The inaugural group of Minis, which are expected to launch in Snapchat in July, includes:
Meditation app Headspace, which will allow users to access short guided meditation sessions
Coachella’s app, so groups of friends can view the festival’s lineup and plan which performances to watch
Prediction Master, an app from Mammoth Media, which also makes social polling app Wishbone, that allows friend groups to “make predictions”
Saturn And Tembo, apps for comparing class schedules and study prep, respectively
Atom, an app for buying movie tickets and watching trailers with a group of friends
Let’s Do It, a Snap-built app for “making group decisions”
Snap isn’t the first company to look to outside developers to liven up its app, and Facebook has tried out a similar strategy in the past. The company allowed developers to create HTML5 versions of their games inside of Messenger, but eventually removed the feature as its messaging app had become too bloated.
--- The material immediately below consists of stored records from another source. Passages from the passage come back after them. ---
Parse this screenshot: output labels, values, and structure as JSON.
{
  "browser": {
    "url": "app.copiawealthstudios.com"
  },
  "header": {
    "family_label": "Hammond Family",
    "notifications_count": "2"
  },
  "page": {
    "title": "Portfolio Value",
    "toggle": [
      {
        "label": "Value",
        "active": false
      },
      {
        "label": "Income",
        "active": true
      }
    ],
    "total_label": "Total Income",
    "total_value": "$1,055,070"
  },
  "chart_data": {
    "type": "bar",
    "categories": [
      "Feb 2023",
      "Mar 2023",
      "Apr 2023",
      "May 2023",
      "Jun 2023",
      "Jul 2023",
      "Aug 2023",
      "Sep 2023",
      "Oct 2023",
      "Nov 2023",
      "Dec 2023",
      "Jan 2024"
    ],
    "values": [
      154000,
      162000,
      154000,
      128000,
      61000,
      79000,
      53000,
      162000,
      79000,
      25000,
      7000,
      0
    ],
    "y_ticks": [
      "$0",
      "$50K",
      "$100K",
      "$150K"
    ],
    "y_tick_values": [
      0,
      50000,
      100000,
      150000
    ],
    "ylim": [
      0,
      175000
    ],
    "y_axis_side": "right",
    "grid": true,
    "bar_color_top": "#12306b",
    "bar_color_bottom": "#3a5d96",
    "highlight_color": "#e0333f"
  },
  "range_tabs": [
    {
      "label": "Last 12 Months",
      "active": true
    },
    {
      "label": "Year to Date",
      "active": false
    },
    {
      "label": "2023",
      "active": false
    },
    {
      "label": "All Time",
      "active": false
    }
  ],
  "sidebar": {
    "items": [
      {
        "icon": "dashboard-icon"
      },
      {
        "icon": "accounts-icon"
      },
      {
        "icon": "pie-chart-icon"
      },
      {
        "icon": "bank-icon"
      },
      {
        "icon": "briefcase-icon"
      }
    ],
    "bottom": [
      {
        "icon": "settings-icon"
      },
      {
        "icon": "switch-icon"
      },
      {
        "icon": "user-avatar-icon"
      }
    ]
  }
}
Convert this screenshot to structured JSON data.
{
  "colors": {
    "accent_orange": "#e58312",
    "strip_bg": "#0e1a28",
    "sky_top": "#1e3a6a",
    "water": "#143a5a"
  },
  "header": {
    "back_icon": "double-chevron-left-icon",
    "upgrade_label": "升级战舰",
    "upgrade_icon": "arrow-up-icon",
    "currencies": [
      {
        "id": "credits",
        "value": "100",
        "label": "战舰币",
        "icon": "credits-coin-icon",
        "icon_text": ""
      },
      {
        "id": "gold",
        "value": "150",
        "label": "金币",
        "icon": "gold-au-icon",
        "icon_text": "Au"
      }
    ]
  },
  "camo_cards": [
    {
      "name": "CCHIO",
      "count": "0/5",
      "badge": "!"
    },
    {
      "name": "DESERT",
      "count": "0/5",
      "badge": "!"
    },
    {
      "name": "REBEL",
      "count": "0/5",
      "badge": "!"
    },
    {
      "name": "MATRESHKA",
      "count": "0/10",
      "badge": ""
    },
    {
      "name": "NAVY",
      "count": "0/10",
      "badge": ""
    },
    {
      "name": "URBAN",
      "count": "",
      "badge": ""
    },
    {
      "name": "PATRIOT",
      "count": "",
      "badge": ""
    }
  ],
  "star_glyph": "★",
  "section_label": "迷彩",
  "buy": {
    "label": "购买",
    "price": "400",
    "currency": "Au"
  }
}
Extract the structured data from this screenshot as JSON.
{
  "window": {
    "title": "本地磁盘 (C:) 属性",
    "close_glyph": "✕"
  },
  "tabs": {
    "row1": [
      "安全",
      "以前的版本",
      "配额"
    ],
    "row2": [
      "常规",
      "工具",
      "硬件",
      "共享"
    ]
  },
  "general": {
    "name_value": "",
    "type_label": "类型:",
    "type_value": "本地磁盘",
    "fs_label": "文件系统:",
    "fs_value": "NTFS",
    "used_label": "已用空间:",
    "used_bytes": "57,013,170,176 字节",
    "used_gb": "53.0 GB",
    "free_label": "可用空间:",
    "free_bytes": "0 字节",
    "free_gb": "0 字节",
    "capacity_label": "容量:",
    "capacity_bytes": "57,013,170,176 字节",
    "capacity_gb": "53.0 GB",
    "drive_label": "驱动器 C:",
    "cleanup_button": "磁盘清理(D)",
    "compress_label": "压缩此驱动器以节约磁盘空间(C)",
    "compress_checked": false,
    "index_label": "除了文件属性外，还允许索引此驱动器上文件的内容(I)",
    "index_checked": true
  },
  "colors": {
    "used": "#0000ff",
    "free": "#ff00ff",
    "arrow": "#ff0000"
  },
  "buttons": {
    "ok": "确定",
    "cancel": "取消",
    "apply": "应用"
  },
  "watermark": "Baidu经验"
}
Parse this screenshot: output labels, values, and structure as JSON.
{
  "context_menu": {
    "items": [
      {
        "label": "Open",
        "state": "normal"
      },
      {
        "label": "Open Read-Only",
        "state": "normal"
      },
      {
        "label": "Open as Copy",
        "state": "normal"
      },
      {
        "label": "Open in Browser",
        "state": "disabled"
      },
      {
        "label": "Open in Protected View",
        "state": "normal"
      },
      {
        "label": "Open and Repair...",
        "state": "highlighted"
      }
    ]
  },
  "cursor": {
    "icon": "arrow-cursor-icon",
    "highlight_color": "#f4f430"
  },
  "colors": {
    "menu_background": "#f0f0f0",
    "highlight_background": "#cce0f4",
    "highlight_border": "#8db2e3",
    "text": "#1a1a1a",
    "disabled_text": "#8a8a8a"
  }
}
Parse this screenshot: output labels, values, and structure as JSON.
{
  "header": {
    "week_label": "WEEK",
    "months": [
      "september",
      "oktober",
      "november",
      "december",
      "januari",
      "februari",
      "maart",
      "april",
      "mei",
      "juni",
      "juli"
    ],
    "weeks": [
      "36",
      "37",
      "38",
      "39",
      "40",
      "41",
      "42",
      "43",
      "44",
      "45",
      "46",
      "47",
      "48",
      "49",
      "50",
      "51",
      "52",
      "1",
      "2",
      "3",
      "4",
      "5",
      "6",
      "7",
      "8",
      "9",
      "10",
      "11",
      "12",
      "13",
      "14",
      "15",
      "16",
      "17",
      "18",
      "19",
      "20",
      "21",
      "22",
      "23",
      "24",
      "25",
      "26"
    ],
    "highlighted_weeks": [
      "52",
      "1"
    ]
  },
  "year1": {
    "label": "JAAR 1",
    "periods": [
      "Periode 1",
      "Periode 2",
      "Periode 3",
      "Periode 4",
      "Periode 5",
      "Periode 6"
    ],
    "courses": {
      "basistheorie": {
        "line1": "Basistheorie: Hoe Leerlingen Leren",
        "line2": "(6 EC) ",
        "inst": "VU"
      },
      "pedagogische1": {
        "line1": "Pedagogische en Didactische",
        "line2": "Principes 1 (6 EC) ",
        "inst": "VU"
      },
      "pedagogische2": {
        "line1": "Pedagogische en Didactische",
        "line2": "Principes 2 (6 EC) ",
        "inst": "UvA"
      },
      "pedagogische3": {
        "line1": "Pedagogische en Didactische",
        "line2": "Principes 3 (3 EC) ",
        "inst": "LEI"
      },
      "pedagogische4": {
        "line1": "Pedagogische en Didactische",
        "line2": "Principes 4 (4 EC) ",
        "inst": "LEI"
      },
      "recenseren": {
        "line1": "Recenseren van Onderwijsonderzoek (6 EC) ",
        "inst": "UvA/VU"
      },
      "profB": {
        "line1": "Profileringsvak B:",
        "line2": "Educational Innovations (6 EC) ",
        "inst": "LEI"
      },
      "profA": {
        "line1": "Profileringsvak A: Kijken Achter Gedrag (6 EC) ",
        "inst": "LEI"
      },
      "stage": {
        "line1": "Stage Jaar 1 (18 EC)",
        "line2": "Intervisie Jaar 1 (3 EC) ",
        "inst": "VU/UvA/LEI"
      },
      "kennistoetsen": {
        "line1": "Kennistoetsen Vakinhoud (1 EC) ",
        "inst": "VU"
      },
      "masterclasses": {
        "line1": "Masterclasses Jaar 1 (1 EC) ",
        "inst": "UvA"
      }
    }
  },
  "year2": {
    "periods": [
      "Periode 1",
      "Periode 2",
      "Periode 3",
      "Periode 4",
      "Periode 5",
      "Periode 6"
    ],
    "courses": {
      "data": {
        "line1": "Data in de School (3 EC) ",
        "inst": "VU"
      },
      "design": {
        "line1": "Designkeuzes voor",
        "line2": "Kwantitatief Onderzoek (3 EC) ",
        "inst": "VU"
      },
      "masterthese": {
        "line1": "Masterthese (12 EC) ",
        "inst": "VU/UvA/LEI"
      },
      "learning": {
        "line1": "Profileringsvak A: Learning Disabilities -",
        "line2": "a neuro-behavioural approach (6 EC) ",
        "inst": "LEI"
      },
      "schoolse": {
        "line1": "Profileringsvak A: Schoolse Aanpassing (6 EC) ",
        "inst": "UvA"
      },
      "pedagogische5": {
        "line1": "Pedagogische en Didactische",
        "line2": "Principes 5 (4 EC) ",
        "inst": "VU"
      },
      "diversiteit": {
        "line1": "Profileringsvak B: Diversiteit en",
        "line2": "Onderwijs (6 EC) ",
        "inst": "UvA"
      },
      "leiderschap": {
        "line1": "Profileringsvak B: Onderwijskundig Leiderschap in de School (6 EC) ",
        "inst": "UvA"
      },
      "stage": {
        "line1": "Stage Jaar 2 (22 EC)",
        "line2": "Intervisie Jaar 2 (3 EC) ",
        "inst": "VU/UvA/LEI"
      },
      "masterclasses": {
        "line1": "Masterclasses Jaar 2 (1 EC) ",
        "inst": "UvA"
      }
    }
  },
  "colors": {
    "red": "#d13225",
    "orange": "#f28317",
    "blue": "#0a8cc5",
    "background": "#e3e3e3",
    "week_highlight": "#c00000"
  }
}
Snap could have more success with Minis, though. The company says 25 million users have already played at least one game in the app. And the success of apps like Yolo, a No. 1 app that was built off of Snapchat, has proved the app’s most engaged users will flock to new experiences.
The expansion of Snap’s developer platform also extends to the tools it offers to app makers for their services. Snap said it plans to make more of its camera features available to third-party developers with CameraKit, software that enables outside apps to use Snapchat’s augmented reality lenses.
The MLB Ballpark app, for example, will be able to use Snapchat lenses to allow fans to interact with team mascots in AR. And music video app Triller, which already uses Snapchat Stories in its service, will add artist-themed lenses. Nike is also “exploring” ways to use AR lenses in its app, the company said. Snap didn’t say when these integrations would be available, but the company is working on bringing in additional developers.